Summary

This project is a small home SOC lab built to show practical security monitoring rather than product installation. The main goal is to collect telemetry from a few realistic sources, validate one alert path end to end, and document the investigation logic clearly enough that the lab can be defended in conversation or portfolio review.

The lab stays intentionally small. That is deliberate. A narrow security workflow with real evidence is more useful than a wide lab full of unchecked detections.

Current Scope

The working scope of the lab is:

  • 1 Wazuh manager running in Proxmox
  • 1 Windows endpoint with Wazuh agent and Sysmon
  • 1 Linux log source
  • optional UniFi syslog ingestion
  • one concrete file integrity monitoring validation flow
  • one short alert review and evidence trail

This scope is enough to show that the project is more than a dashboard screenshot. It produces a real signal, a validation path, and an analyst decision.

Concrete Scenario Added

The main scenario added in this phase is a Wazuh File Integrity Monitoring workflow on the Windows endpoint.

The scenario is simple on purpose:

  • a watched folder is defined on the Windows system
  • a benign file is created or modified inside that folder
  • Wazuh records the change
  • the alert is reviewed in the Wazuh interface
  • the source host, file path, timestamp, and change type are validated
  • the result is documented as either expected administrative activity or something worth escalation

That turns the project from “I installed a SIEM” into “I validated one useful detection path and can explain it.”

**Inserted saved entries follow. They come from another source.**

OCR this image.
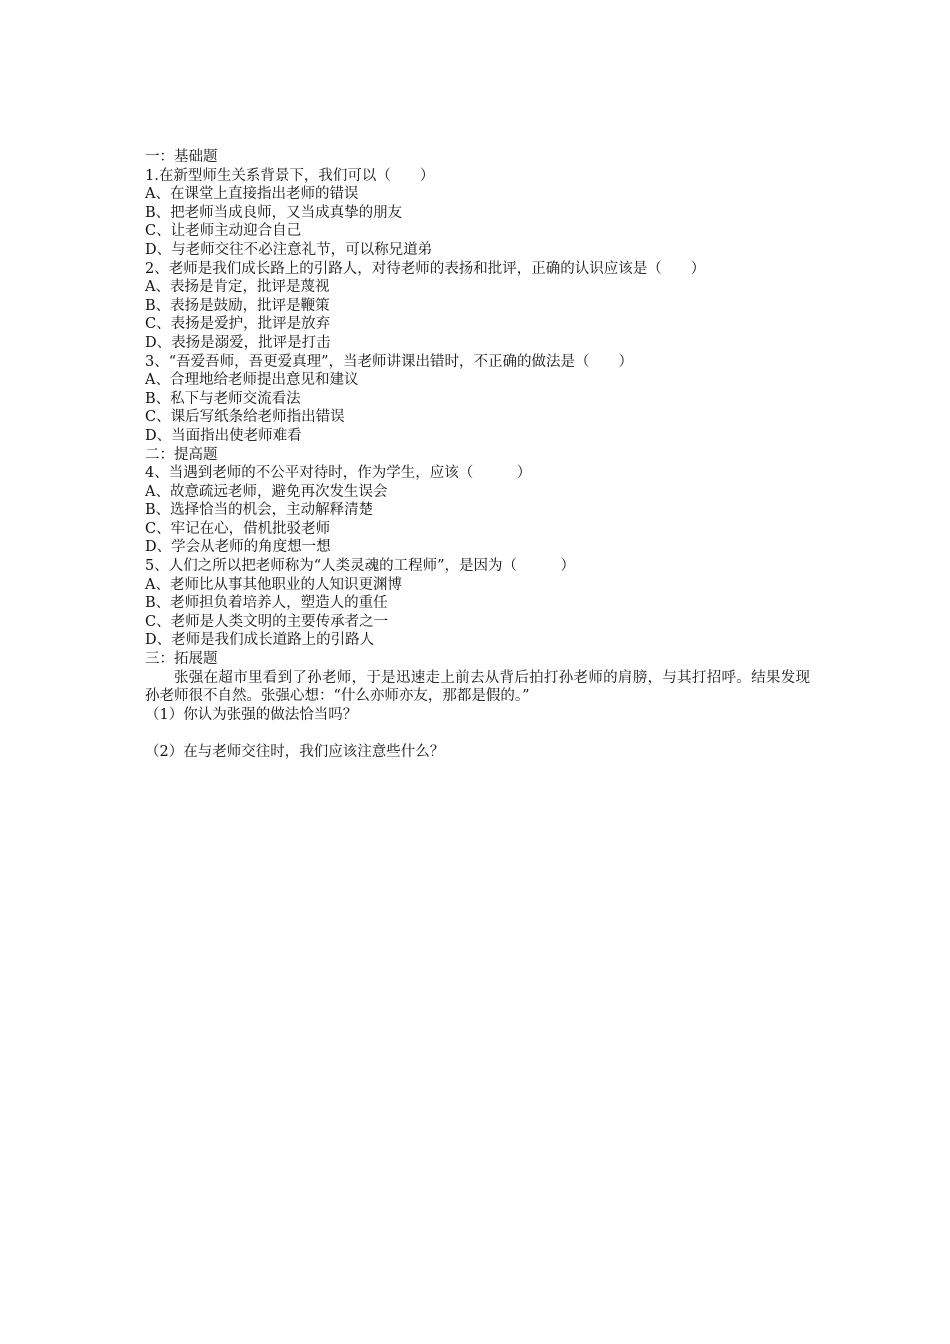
一：基础题
1.在新型师生关系背景下，我们可以（　　）
A、在课堂上直接指出老师的错误
B、把老师当成良师，又当成真挚的朋友
C、让老师主动迎合自己
D、与老师交往不必注意礼节，可以称兄道弟
2、老师是我们成长路上的引路人，对待老师的表扬和批评，正确的认识应该是（　　）
A、表扬是肯定，批评是蔑视
B、表扬是鼓励，批评是鞭策
C、表扬是爱护，批评是放弃
D、表扬是溺爱，批评是打击
3、“吾爱吾师，吾更爱真理”，当老师讲课出错时，不正确的做法是（　　）
A、合理地给老师提出意见和建议
B、私下与老师交流看法
C、课后写纸条给老师指出错误
D、当面指出使老师难看
二：提高题
4、当遇到老师的不公平对待时，作为学生，应该（　　　）
A、故意疏远老师，避免再次发生误会
B、选择恰当的机会，主动解释清楚
C、牢记在心，借机批驳老师
D、学会从老师的角度想一想
5、人们之所以把老师称为“人类灵魂的工程师”，是因为（　　　）
A、老师比从事其他职业的人知识更渊博
B、老师担负着培养人，塑造人的重任
C、老师是人类文明的主要传承者之一
D、老师是我们成长道路上的引路人
三：拓展题
张强在超市里看到了孙老师，于是迅速走上前去从背后拍打孙老师的肩膀，与其打招呼。结果发现孙老师很不自然。张强心想：“什么亦师亦友，那都是假的。”
（1）你认为张强的做法恰当吗？
（2）在与老师交往时，我们应该注意些什么？
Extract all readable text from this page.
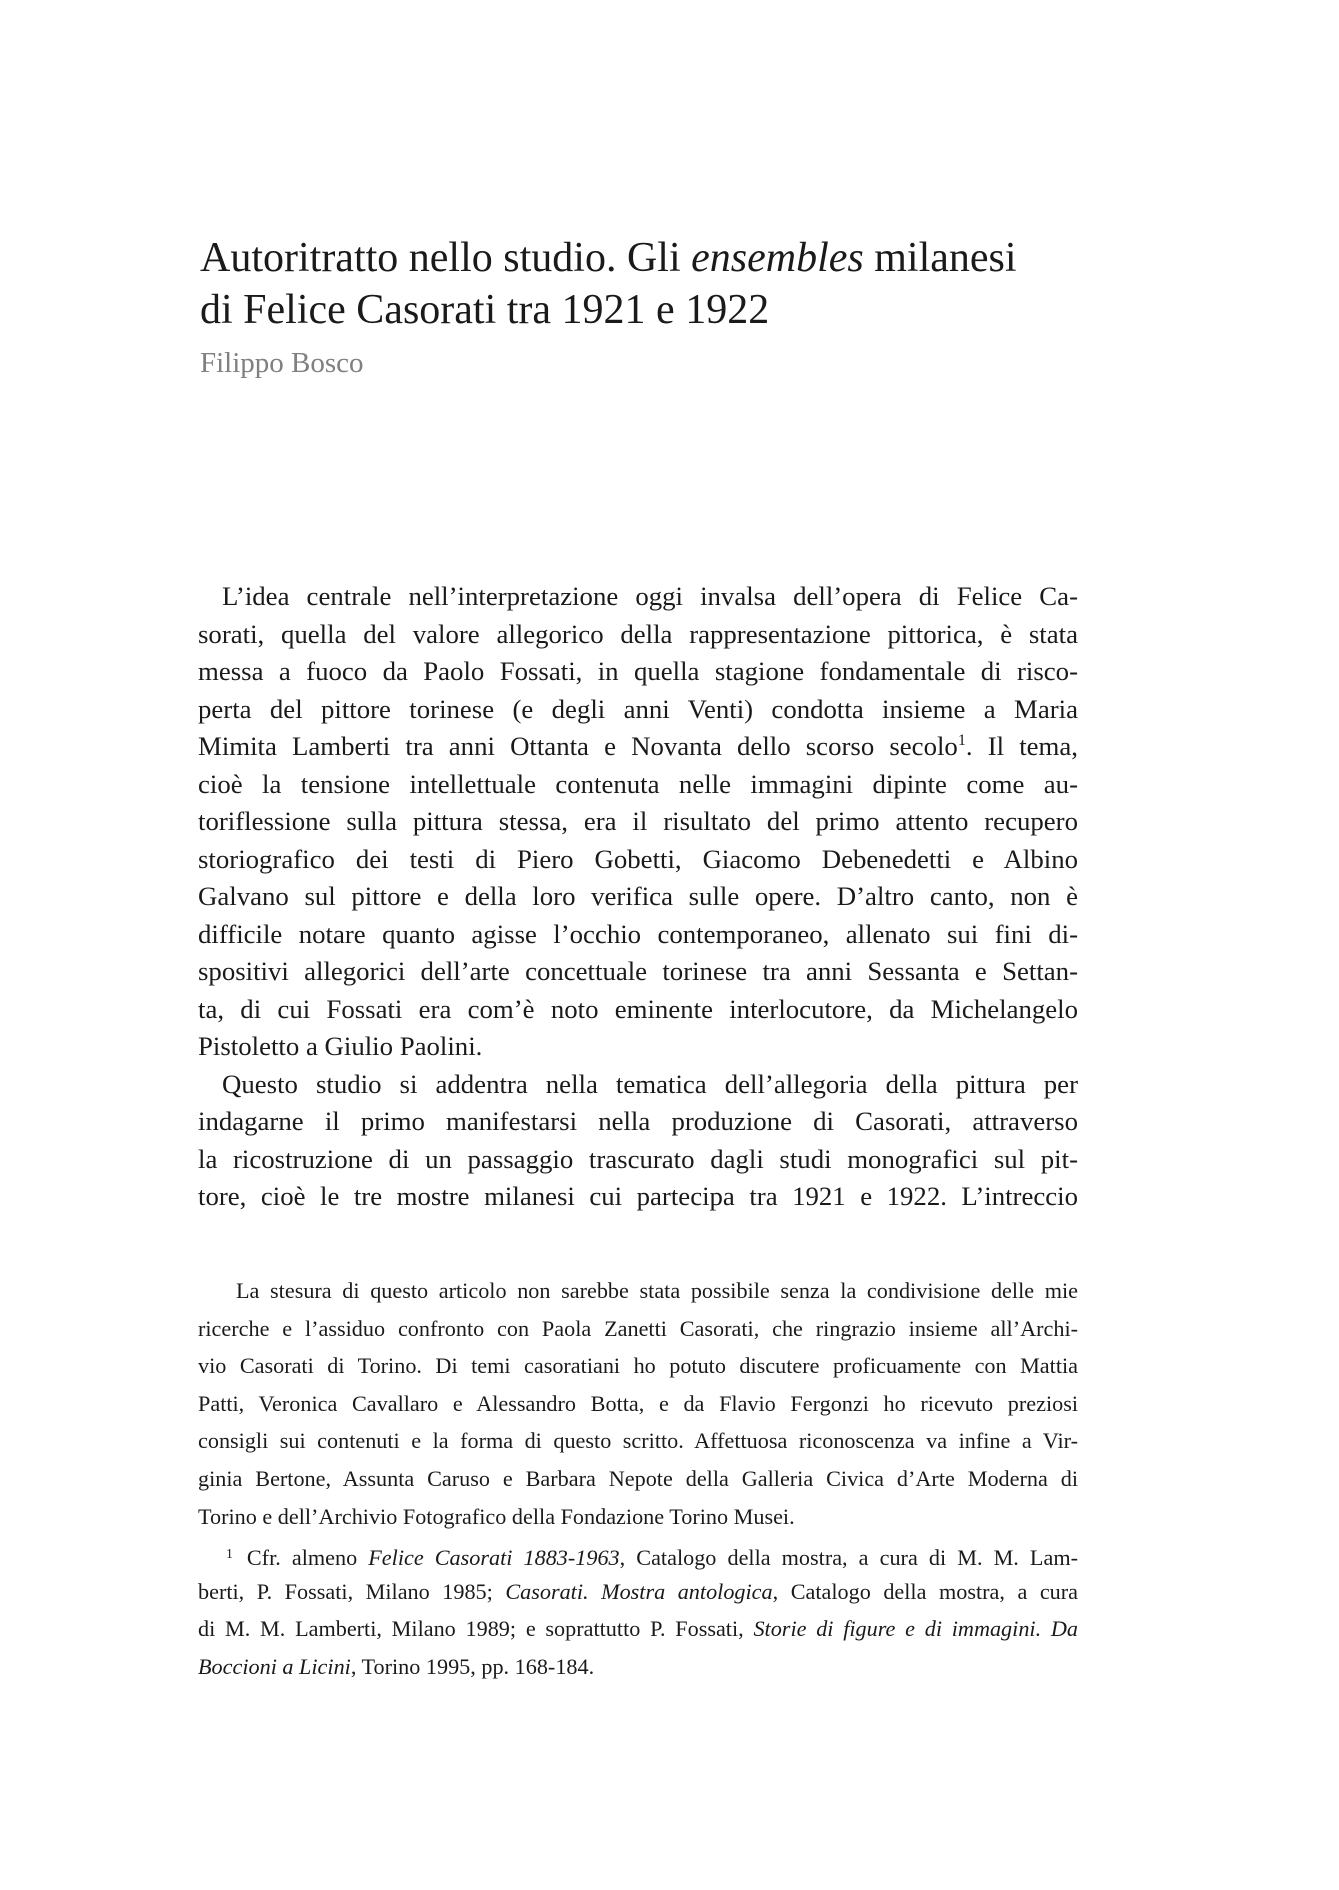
Autoritratto nello studio. Gli ensembles milanesi
di Felice Casorati tra 1921 e 1922

Filippo Bosco

L’idea centrale nell’interpretazione oggi invalsa dell’opera di Felice Ca-
sorati, quella del valore allegorico della rappresentazione pittorica, è stata
messa a fuoco da Paolo Fossati, in quella stagione fondamentale di risco-
perta del pittore torinese (e degli anni Venti) condotta insieme a Maria
Mimita Lamberti tra anni Ottanta e Novanta dello scorso secolo$^1$. Il tema,
cioè la tensione intellettuale contenuta nelle immagini dipinte come au-
toriflessione sulla pittura stessa, era il risultato del primo attento recupero
storiografico dei testi di Piero Gobetti, Giacomo Debenedetti e Albino
Galvano sul pittore e della loro verifica sulle opere. D’altro canto, non è
difficile notare quanto agisse l’occhio contemporaneo, allenato sui fini di-
spositivi allegorici dell’arte concettuale torinese tra anni Sessanta e Settan-
ta, di cui Fossati era com’è noto eminente interlocutore, da Michelangelo
Pistoletto a Giulio Paolini.
Questo studio si addentra nella tematica dell’allegoria della pittura per
indagarne il primo manifestarsi nella produzione di Casorati, attraverso
la ricostruzione di un passaggio trascurato dagli studi monografici sul pit-
tore, cioè le tre mostre milanesi cui partecipa tra 1921 e 1922. L’intreccio
La stesura di questo articolo non sarebbe stata possibile senza la condivisione delle mie
ricerche e l’assiduo confronto con Paola Zanetti Casorati, che ringrazio insieme all’Archi-
vio Casorati di Torino. Di temi casoratiani ho potuto discutere proficuamente con Mattia
Patti, Veronica Cavallaro e Alessandro Botta, e da Flavio Fergonzi ho ricevuto preziosi
consigli sui contenuti e la forma di questo scritto. Affettuosa riconoscenza va infine a Vir-
ginia Bertone, Assunta Caruso e Barbara Nepote della Galleria Civica d’Arte Moderna di
Torino e dell’Archivio Fotografico della Fondazione Torino Musei.
$^1$ Cfr. almeno Felice Casorati 1883-1963, Catalogo della mostra, a cura di M. M. Lam-
berti, P. Fossati, Milano 1985; Casorati. Mostra antologica, Catalogo della mostra, a cura
di M. M. Lamberti, Milano 1989; e soprattutto P. Fossati, Storie di figure e di immagini. Da
Boccioni a Licini, Torino 1995, pp. 168-184.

Why File Integrity Monitoring Matters

File integrity monitoring is not the whole of security monitoring, but it is a good first scenario because it is easy to trigger safely and easy to validate. It teaches the habit of asking the right questions:

  • what changed
  • where it changed
  • when it changed
  • which host reported it
  • whether the change was expected
  • what should happen next

Those are the same habits that matter in broader SIEM work.

Practical Value

This project is useful because it demonstrates several connected skills at once:

  • basic agent deployment and telemetry collection
  • separating a test event from a real incident
  • validating alerts instead of trusting them blindly
  • writing short, defensible investigation notes
  • explaining security evidence in plain language

Public Project Pages

More public pages should only be added when there is another concrete, tested scenario worth showing.

Evidence Worth Capturing

  • Wazuh agent status
  • watched directory configuration
  • the file creation or modification on the endpoint
  • the Wazuh alert generated by the event
  • the event detail showing host, path, and change type
  • one short analyst verdict recorded after validation

What This Project Intentionally Does Not Claim

This lab does not claim to be a full production SOC. It does not claim complete coverage, mature detection engineering, or enterprise-scale response. Its value is narrower and more honest: it shows that a small lab can produce real telemetry, one validated detection path, and clear supporting notes.